Dans la dernière partie de son intervention, Argüello a transposé ces réflexions au domaine institutionnel. Il a défendu la nécessité de respecter les règles de l’État de droit, de garantir la séparation des pouvoirs, de présenter les budgets, de respecter la Constitution et d’assurer « une véritable liberté de la presse » qui ne dépende pas de la publicité institutionnelle.

Il a également revendiqué le principe de subsidiarité et mis en garde contre le risque que l’État ne remplace progressivement l’initiative de la société civile par un modèle fondé sur des aides permanentes.

« Il faut éviter que l’État ne devienne une Caritas laïque, qui distribue des aumônes ».

En abordant l’impact que l’intelligence artificielle peut avoir sur l’emploi, il a reconnu que certaines prestations publiques pourraient être nécessaires à l’avenir, mais a rejeté l’idée que la réponse passe par le remplacement du travail par des subventions permanentes.

« Cela ne suffit pas de dire : je te donne une petite allocation et tu restes tranquille, car cela suppose une mutation anthropologique ».

Une proposition pour la régénération démocratique

Argüello a conclu son intervention en appelant à une citoyenneté consciente que la dignité humaine est source à la fois de droits et de devoirs.

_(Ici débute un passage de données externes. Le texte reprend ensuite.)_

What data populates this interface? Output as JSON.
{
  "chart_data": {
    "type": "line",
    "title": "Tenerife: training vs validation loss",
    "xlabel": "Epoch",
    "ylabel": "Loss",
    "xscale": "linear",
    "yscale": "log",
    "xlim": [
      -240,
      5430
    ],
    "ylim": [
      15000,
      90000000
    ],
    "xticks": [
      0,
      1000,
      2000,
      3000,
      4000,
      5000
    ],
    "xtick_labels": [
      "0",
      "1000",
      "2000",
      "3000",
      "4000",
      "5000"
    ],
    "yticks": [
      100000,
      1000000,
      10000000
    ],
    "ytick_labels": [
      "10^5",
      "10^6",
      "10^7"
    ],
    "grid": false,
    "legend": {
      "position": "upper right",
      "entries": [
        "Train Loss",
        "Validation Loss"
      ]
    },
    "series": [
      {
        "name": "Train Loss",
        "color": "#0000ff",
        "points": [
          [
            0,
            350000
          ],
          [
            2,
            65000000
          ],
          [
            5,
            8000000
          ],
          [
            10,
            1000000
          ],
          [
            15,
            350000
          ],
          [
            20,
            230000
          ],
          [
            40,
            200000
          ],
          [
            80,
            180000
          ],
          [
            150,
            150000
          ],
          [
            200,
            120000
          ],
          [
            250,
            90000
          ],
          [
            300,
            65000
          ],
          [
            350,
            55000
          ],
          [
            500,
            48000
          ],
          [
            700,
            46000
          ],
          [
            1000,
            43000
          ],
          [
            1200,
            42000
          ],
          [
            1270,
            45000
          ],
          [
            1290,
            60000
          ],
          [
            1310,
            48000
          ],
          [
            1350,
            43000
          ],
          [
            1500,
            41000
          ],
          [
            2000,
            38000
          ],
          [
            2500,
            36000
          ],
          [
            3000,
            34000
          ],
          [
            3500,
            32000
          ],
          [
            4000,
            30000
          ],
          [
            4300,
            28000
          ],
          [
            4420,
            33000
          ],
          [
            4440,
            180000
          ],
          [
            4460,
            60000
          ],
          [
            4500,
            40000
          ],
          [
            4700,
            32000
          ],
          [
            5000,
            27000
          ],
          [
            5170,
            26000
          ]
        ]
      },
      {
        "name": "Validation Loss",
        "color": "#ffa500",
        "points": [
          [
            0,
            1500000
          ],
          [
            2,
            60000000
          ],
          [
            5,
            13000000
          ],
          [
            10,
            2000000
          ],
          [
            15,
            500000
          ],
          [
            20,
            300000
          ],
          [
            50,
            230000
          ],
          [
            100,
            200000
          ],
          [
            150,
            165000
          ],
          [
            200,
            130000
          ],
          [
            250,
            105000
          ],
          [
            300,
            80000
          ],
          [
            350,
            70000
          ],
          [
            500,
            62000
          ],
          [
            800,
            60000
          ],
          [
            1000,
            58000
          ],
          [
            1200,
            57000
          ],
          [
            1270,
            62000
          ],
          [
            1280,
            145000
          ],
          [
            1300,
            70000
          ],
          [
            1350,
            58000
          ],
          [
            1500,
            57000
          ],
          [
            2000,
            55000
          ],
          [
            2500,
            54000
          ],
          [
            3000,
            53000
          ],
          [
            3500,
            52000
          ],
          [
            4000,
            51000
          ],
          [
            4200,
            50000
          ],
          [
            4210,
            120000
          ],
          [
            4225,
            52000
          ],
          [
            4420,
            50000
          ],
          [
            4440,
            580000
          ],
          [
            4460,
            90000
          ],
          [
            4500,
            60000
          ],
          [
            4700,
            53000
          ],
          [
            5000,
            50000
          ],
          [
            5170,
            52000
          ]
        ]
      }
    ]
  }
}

S’inspirant des récentes interventions de Léon XIV, il a défendu une plus grande présence des laïcs dans la vie publique par l’exercice de la « charité sociale et politique ».

En synthèse de sa proposition, il a encouragé à reconstruire le tissu social en renforçant la famille, en promouvant la participation citoyenne et en offrant une référence éthique qui rende possible le dialogue. En même temps, il a réclamé que l’exercice du pouvoir respecte les règles fondamentales de l’État de droit et a demandé d’affronter les défis actuels « brique par brique » et « sans diaboliser personne ».